In place of dramaturgical innovations, Kinsmen becomes an actors’ showcase. Mavricos and Willem Krumich, as the cousins Arcite and Palamon, form a terrific display of male bonding. Though the fact that they’re fighting over the hand of a woman neither has spoken to lends their quarrel a Midsummer-esque absurdity, there’s real emotion when Mavricos and Krumich suit each other up while preparing to duel: They’re tearing apart familial bonds that still matter to them. Better still is Jenna Berk, playing the jailer’s daughter, who frees Palamon out of love but is driven insane when he refuses to return her affections. Shakespeare and Fletcher declined to give this character a name, which only adds to the chilling nature of Berk’s performance: She cries and sings in her own universe, often abused by the other characters in her precarious state, lamenting how little her love—indeed, her very existence—seems to change the world around her.

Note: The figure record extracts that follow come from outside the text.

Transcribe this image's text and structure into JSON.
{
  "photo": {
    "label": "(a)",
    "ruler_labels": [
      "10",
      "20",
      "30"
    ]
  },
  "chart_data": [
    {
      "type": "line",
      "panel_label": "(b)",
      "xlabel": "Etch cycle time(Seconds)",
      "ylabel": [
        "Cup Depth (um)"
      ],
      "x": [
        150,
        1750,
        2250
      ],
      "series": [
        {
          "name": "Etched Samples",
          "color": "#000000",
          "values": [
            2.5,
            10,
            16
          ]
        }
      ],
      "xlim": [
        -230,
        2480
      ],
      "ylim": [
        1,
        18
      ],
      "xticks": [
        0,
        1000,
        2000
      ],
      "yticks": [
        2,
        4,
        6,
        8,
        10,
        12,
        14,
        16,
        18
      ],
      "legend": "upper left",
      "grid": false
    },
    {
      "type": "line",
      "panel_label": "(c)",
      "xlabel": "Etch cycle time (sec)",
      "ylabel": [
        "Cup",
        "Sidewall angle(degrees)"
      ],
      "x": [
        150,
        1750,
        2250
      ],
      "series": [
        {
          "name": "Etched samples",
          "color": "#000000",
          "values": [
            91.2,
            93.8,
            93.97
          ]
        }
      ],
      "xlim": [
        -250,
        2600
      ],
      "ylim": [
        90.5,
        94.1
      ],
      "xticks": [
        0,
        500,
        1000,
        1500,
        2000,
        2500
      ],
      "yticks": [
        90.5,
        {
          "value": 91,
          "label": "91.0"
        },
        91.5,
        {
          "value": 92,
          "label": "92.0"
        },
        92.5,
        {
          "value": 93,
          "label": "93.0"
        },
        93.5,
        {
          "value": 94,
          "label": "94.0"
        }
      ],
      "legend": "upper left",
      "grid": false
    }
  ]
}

The performances alone make Kinsmen an agreeable bookend to Midsummer, if not an essential Shakespeare’s Day Out. But Brave Spirits hopes to repeat its repertory experiment in future seasons if things go well, and there’s enough potential here to make that an exciting proposition. Just as the plays are linked by the extraordinary efforts their heroes will make for love, so too will this project live or die by the lengths D.C. audiences will go for their love of the Bard.

1231 Good Hope Road, SE. $20 single show; $30 both shows in one day. (202) 631-6291. bravespiritstheatre.com

Correction: Due to a reporting error, a previous version of this review misidentified one of the characters in The Two Noble Kinsmen as Zach Roberts playing Pirithous. The author was actually referring to Willem Krumich as Palamon.